Pakistan has great talent like yourself. Millions of people. Educated, experienced and qualified who want to do something for Pakistan but were prevented by these mafias and chors from making any positive contribution to Pakistan.
When these thugs are put behind bars forever Pakistan with its talented, honest and hard working people has nowhere else to go but up. As India is on the decline Pakistan will take the reins as a true Asian Tiger in the SE Asian region.
Moin: "ab Khan ka balla challay ga. In sub choron ko jail main jana hai"
Imran Khan is trying to do what no one has done before him: End the culture of corruption and impunity in Pakistan.
There are powerful forces arrayed against him across all spheres of life: judges, media mughals, bureaucrats, mullahs, business interests, dynastic politicians, etc.
It won't be quick or easy but he deserves our full support.
Corruption money is always used in some sort of criminal activity. That's why it needs to be eradicated. And he is > or = 10%
SQ: "Corruption money is always used in some sort of criminal activity. That's why it needs to be eradicated. And he is > or = 10%"
The entire system of political patronage in Pakistan relies heavily on corruption and kickbacks. As Benazir Bhutto said very candidly in an interview in the US:
"We all knew kickbacks must be taken. Not personally, but on the level that, "Well, these things happen." And it wasn't like, "Well, we're here to change it." It was like, "This is how business is done."
HOUSE OF GRAFT: Tracing the Bhutto Millions -- A special report.; Bhutto Clan Leaves Trail of Corruption
Officials leading the inquiry in Pakistan say that the $100 million they have identified so far is only a small part of a windfall from corrupt activities. They maintain that an inquiry begun in Islamabad just after Ms. Bhutto's dismissal in 1996 found evidence that her family and associates generated more than $1.5 billion in illicit profits through kickbacks in virtually every sphere of government activity -- from rice deals, to the sell-off of state land, even rake-offs from state welfare schemes.

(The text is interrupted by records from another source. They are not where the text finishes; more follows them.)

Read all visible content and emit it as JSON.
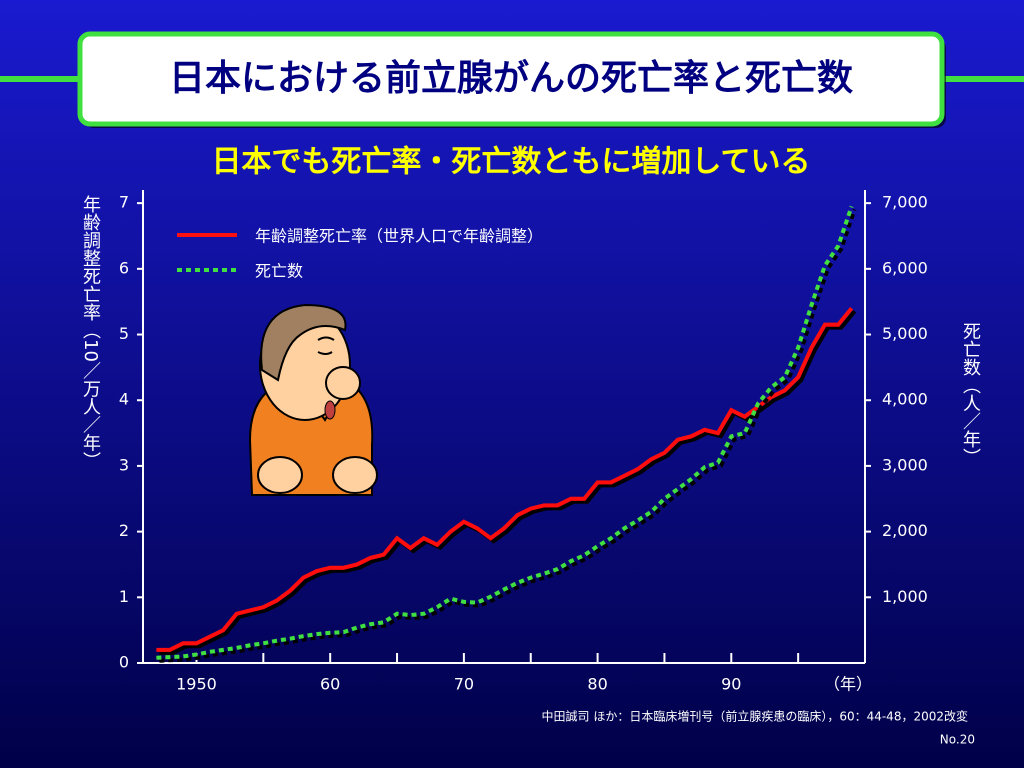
{
  "chart_data": {
    "type": "line",
    "title": "日本における前立腺がんの死亡率と死亡数",
    "subtitle": "日本でも死亡率・死亡数ともに増加している",
    "y_label": "年齢調整死亡率（10／万人／年）",
    "y2_label": "死亡数（人／年）",
    "x_label": "（年）",
    "x": [
      1947,
      1948,
      1949,
      1950,
      1951,
      1952,
      1953,
      1954,
      1955,
      1956,
      1957,
      1958,
      1959,
      1960,
      1961,
      1962,
      1963,
      1964,
      1965,
      1966,
      1967,
      1968,
      1969,
      1970,
      1971,
      1972,
      1973,
      1974,
      1975,
      1976,
      1977,
      1978,
      1979,
      1980,
      1981,
      1982,
      1983,
      1984,
      1985,
      1986,
      1987,
      1988,
      1989,
      1990,
      1991,
      1992,
      1993,
      1994,
      1995,
      1996,
      1997,
      1998,
      1999
    ],
    "series": [
      {
        "name": "年齢調整死亡率（世界人口で年齢調整）",
        "color": "#ff1010",
        "dashed": false,
        "values": [
          0.2,
          0.2,
          0.3,
          0.3,
          0.4,
          0.5,
          0.75,
          0.8,
          0.85,
          0.95,
          1.1,
          1.3,
          1.4,
          1.45,
          1.45,
          1.5,
          1.6,
          1.65,
          1.9,
          1.75,
          1.9,
          1.8,
          2.0,
          2.15,
          2.05,
          1.9,
          2.05,
          2.25,
          2.35,
          2.4,
          2.4,
          2.5,
          2.5,
          2.75,
          2.75,
          2.85,
          2.95,
          3.1,
          3.2,
          3.4,
          3.45,
          3.55,
          3.5,
          3.85,
          3.75,
          3.9,
          4.05,
          4.15,
          4.35,
          4.8,
          5.15,
          5.15,
          5.4
        ]
      },
      {
        "name": "死亡数",
        "color": "#40e040",
        "dashed": true,
        "axis": "y2",
        "values": [
          80,
          90,
          100,
          130,
          170,
          200,
          230,
          270,
          300,
          340,
          370,
          410,
          440,
          460,
          470,
          540,
          590,
          620,
          750,
          730,
          750,
          850,
          980,
          930,
          920,
          1010,
          1120,
          1220,
          1300,
          1360,
          1430,
          1550,
          1640,
          1780,
          1900,
          2050,
          2170,
          2300,
          2500,
          2650,
          2800,
          2980,
          3050,
          3450,
          3500,
          3950,
          4200,
          4350,
          4800,
          5450,
          6050,
          6350,
          6950
        ]
      }
    ],
    "xlim": [
      1946,
      2000
    ],
    "xticks": [
      1950,
      {
        "value": 1960,
        "label": "60"
      },
      {
        "value": 1970,
        "label": "70"
      },
      {
        "value": 1980,
        "label": "80"
      },
      {
        "value": 1990,
        "label": "90"
      }
    ],
    "xminor_ticks": [
      1955,
      1965,
      1975,
      1985,
      1995
    ],
    "ylim": [
      0,
      7.2
    ],
    "yticks": [
      0,
      1,
      2,
      3,
      4,
      5,
      6,
      7
    ],
    "y2lim": [
      0,
      7200
    ],
    "y2ticks": [
      {
        "value": 1000,
        "label": "1,000"
      },
      {
        "value": 2000,
        "label": "2,000"
      },
      {
        "value": 3000,
        "label": "3,000"
      },
      {
        "value": 4000,
        "label": "4,000"
      },
      {
        "value": 5000,
        "label": "5,000"
      },
      {
        "value": 6000,
        "label": "6,000"
      },
      {
        "value": 7000,
        "label": "7,000"
      }
    ],
    "source": "中田誠司 ほか：日本臨床増刊号（前立腺疾患の臨床），60：44-48，2002改変",
    "page_number": "No.20"
  }
}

The Pakistani officials say their key break came last summer, when an informer offered to sell documents that appeared to have been taken from the Geneva office of Jens Schlegelmilch, whom Ms. Bhutto described as the family's attorney in Europe for more than 20 years, and as a close personal friend. Pakistani investigators have confirmed that the original asking price for the documents was $10 million. Eventually the seller traveled to London and concluded the deal for $1 million in cash.
The identity of the seller remains a mystery. Mr. Schlegelmilch, 55, developed his relationship with the Bhutto family through links between his Iranian-born wife and Ms. Bhutto's mother, who was also born in Iran. In a series of telephone interviews, he declined to say anything about Mr. Zardari and Ms. Bhutto, other than that he had not sold the documents. ''It wouldn't be worth selling out for $1 million,'' he said.

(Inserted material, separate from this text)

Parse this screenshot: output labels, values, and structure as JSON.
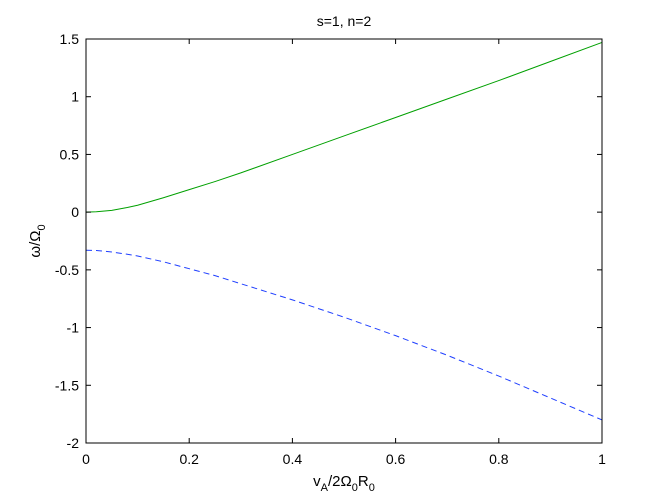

The documents included: statements for several accounts in Switzerland, including the Citibank accounts in Dubai and Geneva; letters from executives promising payoffs, with details of the percentage payments to be made; memorandums detailing meetings at which these ''commissions'' and ''remunerations'' were agreed on, and certificates incorporating the offshore companies used as fronts in the deals, many registered in the British Virgin Islands.
The documents also revealed the crucial role played by Western institutions. Apart from the companies that made payoffs, and the network of banks that handled the money -- which included Barclay's Bank and Union Bank of Switzerland as well as Citibank -- the arrangements made by the Bhutto family for their wealth relied on Western property companies, Western lawyers and a network of Western friends.

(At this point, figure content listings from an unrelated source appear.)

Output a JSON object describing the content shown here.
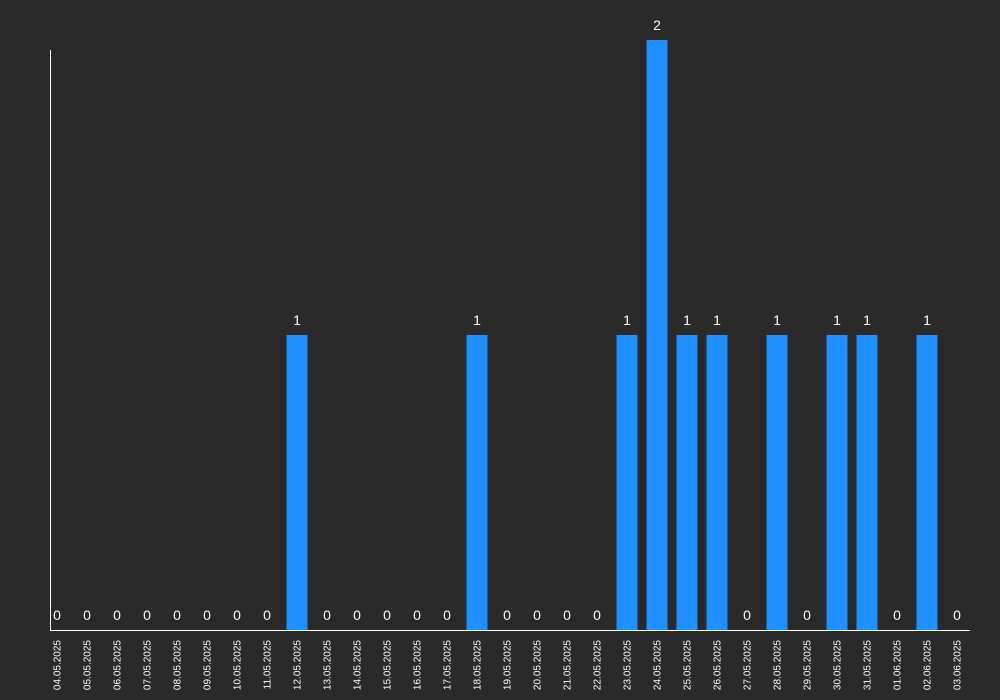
{
  "chart_data": {
    "type": "bar",
    "categories": [
      "04.05.2025",
      "05.05.2025",
      "06.05.2025",
      "07.05.2025",
      "08.05.2025",
      "09.05.2025",
      "10.05.2025",
      "11.05.2025",
      "12.05.2025",
      "13.05.2025",
      "14.05.2025",
      "15.05.2025",
      "16.05.2025",
      "17.05.2025",
      "18.05.2025",
      "19.05.2025",
      "20.05.2025",
      "21.05.2025",
      "22.05.2025",
      "23.05.2025",
      "24.05.2025",
      "25.05.2025",
      "26.05.2025",
      "27.05.2025",
      "28.05.2025",
      "29.05.2025",
      "30.05.2025",
      "31.05.2025",
      "01.06.2025",
      "02.06.2025",
      "03.06.2025"
    ],
    "values": [
      0,
      0,
      0,
      0,
      0,
      0,
      0,
      0,
      1,
      0,
      0,
      0,
      0,
      0,
      1,
      0,
      0,
      0,
      0,
      1,
      2,
      1,
      1,
      0,
      1,
      0,
      1,
      1,
      0,
      1,
      0
    ],
    "ylim": [
      0,
      2
    ],
    "grid": false,
    "legend": "none",
    "colors": {
      "background": "#2a2a2a",
      "bar": "#1e90ff",
      "axis": "#ffffff",
      "text": "#ffffff"
    }
  }
}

As striking as some of the payoff deals was the clinical way in which top Western executives concluded them. The documents showed painstaking negotiations over the payoffs, followed by secret contracts. In one case, involving Dassault, the contract specified elaborate arrangements intended to hide the proposed payoff for the fighter plane deal, and to prevent it from triggering French corruption laws.